After growing a crop of corn, they had no way to grind it into meal, so they resorted to the pestle and mortar. Men working in the forest and fields listened for the pounding for it meant that dinner was ready. In eighteen eighteen the settlers on the Tombigbee were so dependent upon corn that it was selling for at least four dollars per bushel. Daniel Chalmers contrived a water-powered pestle which pounded out most of the meal for the settlers around Pickensville. In eighteen nineteen Henry Anderson built a water-powered mill on Big Creek near Pickensville, and in a few years nearly every stream in the county was put to work by man in some laborsaving capacity. These pioneers won the battle against disease, Indian attack, poor communication, and loneliness. They wrote back to their kin in Virginia, the Carolinas, Tennessee, and Georgia, and encouraged them to come to this way. By way of pony express it took days for a letter to reach its destination. The earliest mail was merely addressed to Pickens, Alabama and to no town for an address at all. After the formation of the county, and especially after the Indians moved out, there was an influx of immigrants equal to the gold-rush going to California. Those who came in from the west followed Indian trails or roads that had been cut out by the armies of 1812. The trails were marked by three notches.
The population in eighteen and twenty-two was approximately five thousand people, and in eighteen sixty-nine had reached nineteen thousand, with nine thousand of those being whites and ten thousand being black. The paths that led into this part of the country remained paths until 1812 when they were expanded into wagon roads. It was necessary at that time to get a passport to get through the Creek Nation coming to the Tombigbee River. Others came down the Tennessee River into north Alabama, and then by land into Jefferson County, Blount County, Tuscaloosa, Bibb, and the surrounding counties, where they usually made a crop of corn before coming to the Tombigbee region. Some came down the Natchez Trace in east Mississippi. They left the Trace just west of Aberdeen, at that time called Cotton Gin Port, and made their way to the Tombigbee. From this point they moved their wagons, carts, families, and stock along the winding riverbanks or built rafts and moved down the river, looking for a suitable place to settle.
In some letters James Nance wrote back to his father, which we talked about previously, he told about many other things that he had found here. He said the Presbyterian missionaries had been sent here to preach to the Indians. He told about an Indian asking a missionary, who sent you here, and he replied, the Good Lord. And the Indian replied, let Him take you from our midst. He told of hearing from a Mr. Lee who had settled one hundred and thirty miles south of Pickensville, and that they had had their new baby and had named it Nancy Lee, for Mrs. Lee. He said he wished that his brother Simon could come and get some of the cane that was twenty feet long so that he could make him some fishing poles out of it.
Pickett's History of Alabama tells us that both DeSoto and Bienville came through our county.
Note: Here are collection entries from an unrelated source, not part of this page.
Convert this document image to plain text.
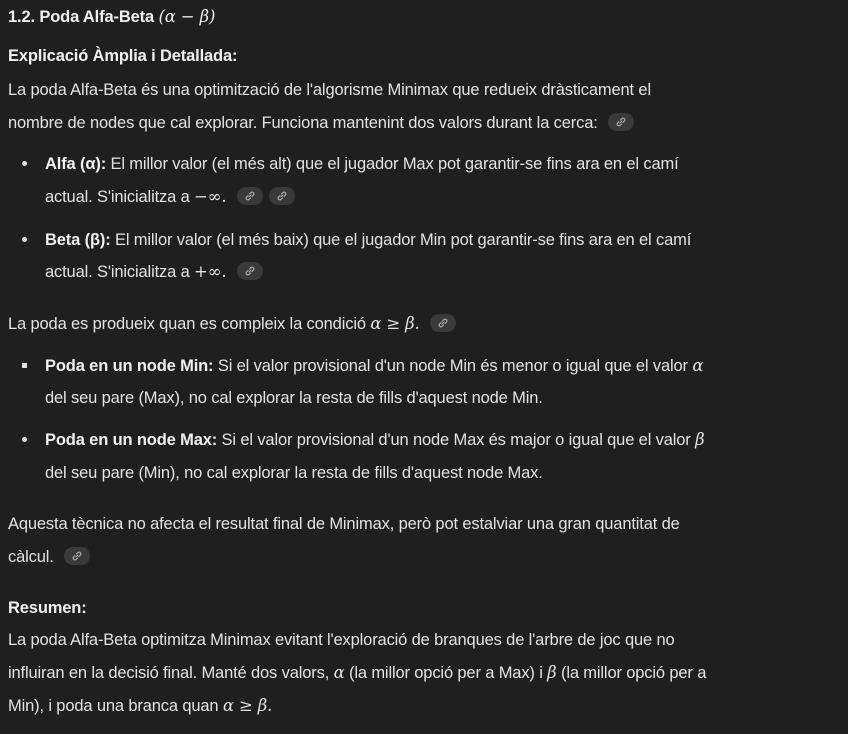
1.2. Poda Alfa-Beta (α − β)
Explicació Àmplia i Detallada:
La poda Alfa-Beta és una optimització de l'algorisme Minimax que redueix dràsticament el
nombre de nodes que cal explorar. Funciona mantenint dos valors durant la cerca:
Alfa (α): El millor valor (el més alt) que el jugador Max pot garantir-se fins ara en el camí
actual. S'inicialitza a −∞.
Beta (β): El millor valor (el més baix) que el jugador Min pot garantir-se fins ara en el camí
actual. S'inicialitza a +∞.
La poda es produeix quan es compleix la condició α ≥ β.
Poda en un node Min: Si el valor provisional d'un node Min és menor o igual que el valor α
del seu pare (Max), no cal explorar la resta de fills d'aquest node Min.
Poda en un node Max: Si el valor provisional d'un node Max és major o igual que el valor β
del seu pare (Min), no cal explorar la resta de fills d'aquest node Max.
Aquesta tècnica no afecta el resultat final de Minimax, però pot estalviar una gran quantitat de
càlcul.
Resumen:
La poda Alfa-Beta optimitza Minimax evitant l'exploració de branques de l'arbre de joc que no
influiran en la decisió final. Manté dos valors, α (la millor opció per a Max) i β (la millor opció per a
Min), i poda una branca quan α ≥ β.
Bienville, at the head of five hundred soldiers paddled along the winding Tombigbee as he went to battle the Chickasaws above Cotton Gin Port. Traveling in crude boats they made their way as far as that point, and after several fights with this race of Indians, he was defeated, and in disgrace he silently retreated back down the Tombigbee, past what would later be Pickensville, Memphis, Fairfield, and Vienna."